My experience in both those trials was nothing like the author's here. Indeed, I wonder how much of his experience was due to his own concern about things like race and politics instead of, y'know, guilt and innocence. Perhaps had he not been looking down on his colleagues and arguing from emotion, but rather from facts, he could have convinced them to find not guilty.
In both cases, we started with a preliminary vote. In both cases, we argued cordially, with a deep and abiding interest in justice and what the right thing would be. We took turns arguing against our own positions, in order to try to better discover the truth of the matter. We were scrupulous in our decisions, and I feel confident we chose correctly both times.
Both experiences were profoundly inspiring. I'd do it again in a heartbeat.
As an aside, I won't claim that the author is lying, because this may vary from state to state, but after both of my cases the judge and both sides of lawyers came in and spoke with us, asking questions about the case and our decisions; there was no notion of post-decision jury confidentiality the author alludes to.
Also, we were intructed in both cases to use our life experiences, not ignore them as the author indicates. Again, this may vary from state to state. Suffice it to say that the system the author depicts is not the one I experienced twice.
We were done in 2 hours. It was a drug robbery; someone got shot and died. "Felony murder" makes it really clear: everyone involved is guilty. The statute made things very easy.
The thing that haunts me about my case is that, out of 3 people (the shooter and his 2 accomplices, who were to be tried together in a separate case), our guy produced the gun for the police. If anything, the case made me wonder why there isn't tribal knowledge (unfortunate phrase wording, in this case) among inner-city, young, black men that YOU DO NOT DO THIS? It was open-and-shut, despite all the nonsense about a coerced confession and its subsequent retraction.
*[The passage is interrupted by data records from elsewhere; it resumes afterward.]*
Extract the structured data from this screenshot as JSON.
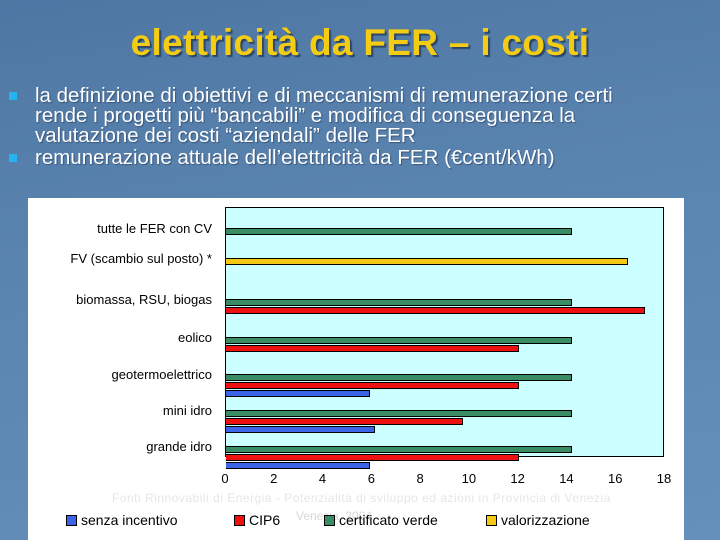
{
  "slide": {
    "title": "elettricità da FER – i costi",
    "bullets": [
      {
        "lines": [
          "la definizione di obiettivi e di meccanismi di remunerazione certi",
          "rende i progetti più “bancabili” e modifica di conseguenza la",
          "valutazione dei costi “aziendali” delle FER"
        ]
      },
      {
        "lines": [
          "remunerazione attuale dell’elettricità da FER (€cent/kWh)"
        ]
      }
    ],
    "bullet_color": "#25b4f0",
    "title_color": "#f5cc14"
  },
  "chart_data": {
    "type": "bar",
    "orientation": "horizontal",
    "title": "",
    "xlabel": "",
    "ylabel": "",
    "unit": "€cent/kWh",
    "xlim": [
      0,
      18
    ],
    "x_ticks": [
      "0",
      "2",
      "4",
      "6",
      "8",
      "10",
      "12",
      "14",
      "16",
      "18"
    ],
    "grid": false,
    "legend_position": "bottom",
    "categories": [
      "tutte le FER con CV",
      "FV  (scambio sul posto) *",
      "biomassa, RSU, biogas",
      "eolico",
      "geotermoelettrico",
      "mini idro",
      "grande idro"
    ],
    "series": [
      {
        "name": "certificato verde",
        "color": "#3a8c64",
        "values": [
          14.2,
          null,
          14.2,
          14.2,
          14.2,
          14.2,
          14.2
        ]
      },
      {
        "name": "valorizzazione",
        "color": "#f5c814",
        "values": [
          null,
          16.5,
          null,
          null,
          null,
          null,
          null
        ]
      },
      {
        "name": "CIP6",
        "color": "#ee1111",
        "values": [
          null,
          null,
          17.2,
          12.0,
          12.0,
          9.7,
          12.0
        ]
      },
      {
        "name": "senza incentivo",
        "color": "#3c64e6",
        "values": [
          null,
          null,
          null,
          null,
          5.9,
          6.1,
          5.9
        ]
      }
    ],
    "legend": [
      "senza incentivo",
      "CIP6",
      "certificato verde",
      "valorizzazione"
    ],
    "source_note": "Fonti Rinnovabili di Energia - Potenzialità di sviluppo ed azioni in Provincia di Venezia",
    "source_note_2": "Venezia, 2004"
  }
}
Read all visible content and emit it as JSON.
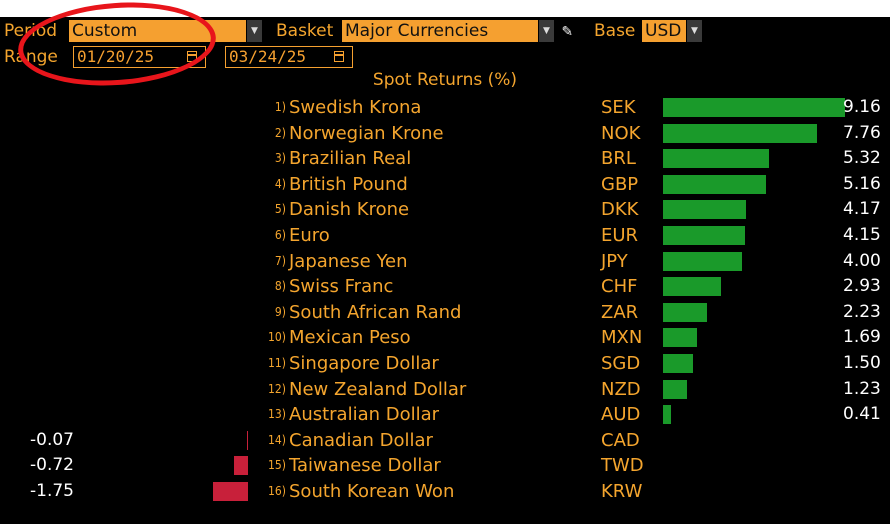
{
  "controls": {
    "period_label": "Period",
    "period_value": "Custom",
    "basket_label": "Basket",
    "basket_value": "Major Currencies",
    "base_label": "Base",
    "base_value": "USD",
    "range_label": "Range",
    "range_start": "01/20/25",
    "range_end": "03/24/25"
  },
  "icons": {
    "dropdown": "chevron-down-icon",
    "calendar": "calendar-icon",
    "edit": "pencil-icon"
  },
  "colors": {
    "accent": "#f4a52e",
    "positive": "#1a9a2a",
    "negative": "#c8203a",
    "annotation": "#e8151b"
  },
  "chart_data": {
    "type": "bar",
    "orientation": "horizontal",
    "title": "Spot Returns (%)",
    "items": [
      {
        "rank": "1)",
        "name": "Swedish Krona",
        "code": "SEK",
        "value": 9.16,
        "label": "9.16"
      },
      {
        "rank": "2)",
        "name": "Norwegian Krone",
        "code": "NOK",
        "value": 7.76,
        "label": "7.76"
      },
      {
        "rank": "3)",
        "name": "Brazilian Real",
        "code": "BRL",
        "value": 5.32,
        "label": "5.32"
      },
      {
        "rank": "4)",
        "name": "British Pound",
        "code": "GBP",
        "value": 5.16,
        "label": "5.16"
      },
      {
        "rank": "5)",
        "name": "Danish Krone",
        "code": "DKK",
        "value": 4.17,
        "label": "4.17"
      },
      {
        "rank": "6)",
        "name": "Euro",
        "code": "EUR",
        "value": 4.15,
        "label": "4.15"
      },
      {
        "rank": "7)",
        "name": "Japanese Yen",
        "code": "JPY",
        "value": 4.0,
        "label": "4.00"
      },
      {
        "rank": "8)",
        "name": "Swiss Franc",
        "code": "CHF",
        "value": 2.93,
        "label": "2.93"
      },
      {
        "rank": "9)",
        "name": "South African Rand",
        "code": "ZAR",
        "value": 2.23,
        "label": "2.23"
      },
      {
        "rank": "10)",
        "name": "Mexican Peso",
        "code": "MXN",
        "value": 1.69,
        "label": "1.69"
      },
      {
        "rank": "11)",
        "name": "Singapore Dollar",
        "code": "SGD",
        "value": 1.5,
        "label": "1.50"
      },
      {
        "rank": "12)",
        "name": "New Zealand Dollar",
        "code": "NZD",
        "value": 1.23,
        "label": "1.23"
      },
      {
        "rank": "13)",
        "name": "Australian Dollar",
        "code": "AUD",
        "value": 0.41,
        "label": "0.41"
      },
      {
        "rank": "14)",
        "name": "Canadian Dollar",
        "code": "CAD",
        "value": -0.07,
        "label": "-0.07"
      },
      {
        "rank": "15)",
        "name": "Taiwanese Dollar",
        "code": "TWD",
        "value": -0.72,
        "label": "-0.72"
      },
      {
        "rank": "16)",
        "name": "South Korean Won",
        "code": "KRW",
        "value": -1.75,
        "label": "-1.75"
      }
    ],
    "grid": false,
    "legend": "none"
  }
}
The one time I was called to jury duty, the judge told us the same. We're not doing the sentencing. We're just there to decide if the evidence shown should render a guilty verdict.
But I found that to be sort of a half-truth. Sure, we are not giving the actual sentence. But if I give a man a guilty verdict, I can't really pretend that I had nothing to do with his sentence.
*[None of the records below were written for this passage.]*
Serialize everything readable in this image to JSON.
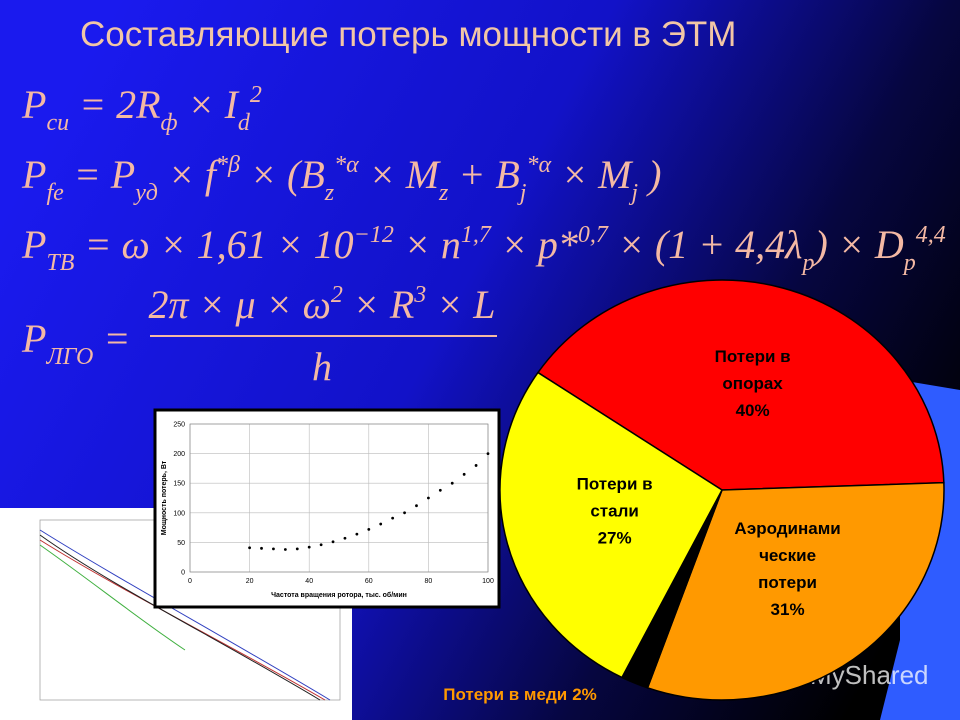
{
  "title": "Составляющие потерь мощности в ЭТМ",
  "formulas": [
    {
      "parts": [
        {
          "text": "P"
        },
        {
          "text": "си",
          "pos": "sub"
        },
        {
          "text": " = 2R"
        },
        {
          "text": "ф",
          "pos": "sub"
        },
        {
          "text": " × I"
        },
        {
          "text": "d",
          "pos": "sub"
        },
        {
          "text": "2",
          "pos": "sup"
        }
      ]
    },
    {
      "parts": [
        {
          "text": "P"
        },
        {
          "text": "fe",
          "pos": "sub"
        },
        {
          "text": " = P"
        },
        {
          "text": "уд",
          "pos": "sub"
        },
        {
          "text": " × f"
        },
        {
          "text": "*β",
          "pos": "sup"
        },
        {
          "text": " × (B"
        },
        {
          "text": "z",
          "pos": "sub"
        },
        {
          "text": "*α",
          "pos": "sup"
        },
        {
          "text": " × M"
        },
        {
          "text": "z",
          "pos": "sub"
        },
        {
          "text": " + B"
        },
        {
          "text": "j",
          "pos": "sub"
        },
        {
          "text": "*α",
          "pos": "sup"
        },
        {
          "text": " × M"
        },
        {
          "text": "j",
          "pos": "sub"
        },
        {
          "text": " )"
        }
      ]
    },
    {
      "parts": [
        {
          "text": "P"
        },
        {
          "text": "ТВ",
          "pos": "sub"
        },
        {
          "text": " = ω × 1,61 × 10"
        },
        {
          "text": "−12",
          "pos": "sup"
        },
        {
          "text": " × n"
        },
        {
          "text": "1,7",
          "pos": "sup"
        },
        {
          "text": " × p*"
        },
        {
          "text": "0,7",
          "pos": "sup"
        },
        {
          "text": " × (1 + 4,4λ"
        },
        {
          "text": "p",
          "pos": "sub"
        },
        {
          "text": ") × D"
        },
        {
          "text": "p",
          "pos": "sub"
        },
        {
          "text": "4,4",
          "pos": "sup"
        }
      ]
    },
    {
      "parts": [
        {
          "text": "P"
        },
        {
          "text": "ЛГО",
          "pos": "sub"
        },
        {
          "text": " = "
        }
      ],
      "numerator": [
        {
          "text": "2π × μ × ω"
        },
        {
          "text": "2",
          "pos": "sup"
        },
        {
          "text": " × R"
        },
        {
          "text": "3",
          "pos": "sup"
        },
        {
          "text": " × L"
        }
      ],
      "denominator": [
        {
          "text": "h"
        }
      ]
    }
  ],
  "watermark": "MyShared",
  "chart_data": [
    {
      "type": "pie",
      "categories": [
        "Потери в опорах",
        "Аэродинами ческие потери",
        "Потери в меди",
        "Потери в стали"
      ],
      "values": [
        40,
        31,
        2,
        27
      ],
      "value_labels": [
        "40%",
        "31%",
        "2%",
        "27%"
      ],
      "colors": [
        "#ff0000",
        "#ff9900",
        "#000000",
        "#ffff00"
      ]
    },
    {
      "type": "scatter",
      "xlabel": "Частота вращения ротора, тыс. об/мин",
      "ylabel": "Мощность потерь, Вт",
      "xlim": [
        0,
        100
      ],
      "ylim": [
        0,
        250
      ],
      "xticks": [
        0,
        20,
        40,
        60,
        80,
        100
      ],
      "yticks": [
        0,
        50,
        100,
        150,
        200,
        250
      ],
      "grid": true,
      "color": "#000000",
      "x": [
        20,
        24,
        28,
        32,
        36,
        40,
        44,
        48,
        52,
        56,
        60,
        64,
        68,
        72,
        76,
        80,
        84,
        88,
        92,
        96,
        100
      ],
      "values": [
        41,
        40,
        39,
        38,
        39,
        42,
        46,
        51,
        57,
        64,
        72,
        81,
        91,
        100,
        112,
        125,
        138,
        150,
        165,
        180,
        200
      ]
    }
  ]
}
If I know someone is likely to burn down a house, and I give him a match, how can I pretend to not have anything to do with the house burning down? I knew it was likely going to happen. Likewise, if I know the judge is likely to send someone to jail for 30 years, how can I pretend to not have anything to do with it if I render a guilty verdict? My verdict gives the judge the ability to sentence, just like my hypothetical match gave the hypothetical psycho the ability to burn down the house.
> The judge has already instructed us directly that we are not to do any research on the law while sitting on this jury. This is the first of several times I will violate those instructions.
Why do people do this? Why blatantly disregard the instructions of the judge when you're tasked with determining the guilt or innocence of someone and potentially sending them to jail, ruining their professional career, etc?
To completely ignore the instructions of a judge when tasked with something this important should have much more severe consequences than being dismissed and causing a mistrial.
You are not, as someone with no legal training, no background in law or litigation, and no experience in the courtroom outside of being on a jury, supposed to start reading decades old case law and attempting to interpret it.
Lawyers are not paid $300 an hour because they've come up with a sweet gig, it's because the average person (yes, even the average software developer) does not have the context or experience to understand the finer points of the laws in question.
In the end, won't the jury have to interpret "case law"? How can you be presented something without interpreting it.
And incompetent representation is grounds for an appeal. I'm not sure what exactly that has to do with the fact that John Doe off the street is probably not equipped to read primary source material on legal precedent and interpret it correct on his own.